どれが正解ということはありません。自分の人生で何を優先したいかで選ぶべきです。

開業を考えている方へ

雇われ時代の3倍の収入になった私が、これから独立を考えている方に伝えたいことは2つです。

①完璧な準備を待たないでください。私自身、無知だからこそ開業できました。経営の大変さを全部知っていたら、躊躇していたかもしれません。

②小さく始めてください。最初から大きな店を作る必要はありません。私の店は13坪・家賃6万円のスケルトン物件からスタートしました。小さく始めて、利益が出てから広げる。これが長く続ける一番のコツです。

まとめ

製菓業界で働く方・目指す方に向けて、私のリアルな数字を全部公開しました。

  • 初任給は13万円、ボーナス3ヶ月込みで年収195万円・12時間労働。時給換算約540円という現実
  • 「学びの転職」で年収180万円アップした経験あり
  • 独立直前の年収は350万円。決して悪くないが家族を養うには足りない
  • 独立後の年収は1,000万円台。約3倍に変わった
  • ただし労働時間は14時間に増えた
  • それでも独立して本当に良かった

製菓の仕事は給料制では正直キツいです。でも、転職で学びを積みながら、独立という選択肢を頭に入れておけば、人生は変えられます。

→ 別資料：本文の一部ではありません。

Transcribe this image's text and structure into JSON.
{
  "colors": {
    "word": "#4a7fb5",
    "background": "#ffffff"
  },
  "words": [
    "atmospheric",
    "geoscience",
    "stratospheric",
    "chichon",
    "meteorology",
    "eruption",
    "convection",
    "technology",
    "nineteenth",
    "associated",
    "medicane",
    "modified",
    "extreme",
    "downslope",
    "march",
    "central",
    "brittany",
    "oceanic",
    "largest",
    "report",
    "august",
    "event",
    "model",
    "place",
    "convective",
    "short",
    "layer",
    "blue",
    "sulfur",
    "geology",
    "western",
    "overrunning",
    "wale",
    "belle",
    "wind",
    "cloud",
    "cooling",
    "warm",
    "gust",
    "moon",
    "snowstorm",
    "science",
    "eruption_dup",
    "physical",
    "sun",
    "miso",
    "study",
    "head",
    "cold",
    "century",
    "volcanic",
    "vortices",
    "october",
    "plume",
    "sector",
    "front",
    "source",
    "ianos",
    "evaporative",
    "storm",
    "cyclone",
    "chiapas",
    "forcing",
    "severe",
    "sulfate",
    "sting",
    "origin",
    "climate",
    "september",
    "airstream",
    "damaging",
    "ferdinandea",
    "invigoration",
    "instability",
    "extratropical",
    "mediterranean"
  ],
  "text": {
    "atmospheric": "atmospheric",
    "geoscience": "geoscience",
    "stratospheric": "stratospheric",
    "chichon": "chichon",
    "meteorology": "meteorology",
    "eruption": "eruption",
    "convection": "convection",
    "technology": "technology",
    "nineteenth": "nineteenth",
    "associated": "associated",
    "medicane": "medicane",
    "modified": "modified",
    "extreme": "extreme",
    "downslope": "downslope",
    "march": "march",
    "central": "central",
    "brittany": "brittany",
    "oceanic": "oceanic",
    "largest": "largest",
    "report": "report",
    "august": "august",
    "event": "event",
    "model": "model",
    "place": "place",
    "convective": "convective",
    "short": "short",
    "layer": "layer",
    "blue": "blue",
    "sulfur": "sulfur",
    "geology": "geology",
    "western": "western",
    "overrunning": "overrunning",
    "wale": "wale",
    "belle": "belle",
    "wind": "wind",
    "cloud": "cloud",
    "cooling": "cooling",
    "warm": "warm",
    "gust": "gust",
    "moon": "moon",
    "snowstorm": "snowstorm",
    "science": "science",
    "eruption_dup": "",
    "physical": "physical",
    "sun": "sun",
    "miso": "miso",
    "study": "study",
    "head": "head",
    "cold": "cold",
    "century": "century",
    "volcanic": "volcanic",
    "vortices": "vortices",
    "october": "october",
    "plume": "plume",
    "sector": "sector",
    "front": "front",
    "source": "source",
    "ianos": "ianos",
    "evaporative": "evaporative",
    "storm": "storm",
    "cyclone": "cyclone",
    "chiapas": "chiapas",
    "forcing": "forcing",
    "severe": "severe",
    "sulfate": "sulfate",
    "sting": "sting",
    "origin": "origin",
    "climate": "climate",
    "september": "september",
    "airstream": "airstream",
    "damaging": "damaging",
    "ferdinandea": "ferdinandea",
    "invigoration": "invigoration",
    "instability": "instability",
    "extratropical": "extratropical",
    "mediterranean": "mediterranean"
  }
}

この記事が、製菓業界で働く方・目指す方の参考になれば嬉しいです。

🍰 おまけ:お菓子の豆知識

最後まで読んでいただきありがとうございます。せっかくなので、お菓子の豆知識をひとつ。

シュークリームの「シュー」はキャベツの意味

パティスリーの定番、シュークリーム。あの「シュー」、実はフランス語の「chou(シュー)」=「キャベツ」が由来です。

シュー生地を焼くと中の水分が蒸発して膨らみ、表面がデコボコのドーム状になります。その膨らんだ形がキャベツに似ていることから、フランスでは「chou à la crème(シュー・ア・ラ・クレーム=クリーム入りキャベツ)」と呼ばれているんです。

製菓の現場では当たり前ですが、一般の方に「シューってキャベツって意味なんですよ」と言うと結構驚かれます。

――以上、9年目のお菓子屋店主マロンがお届けしました。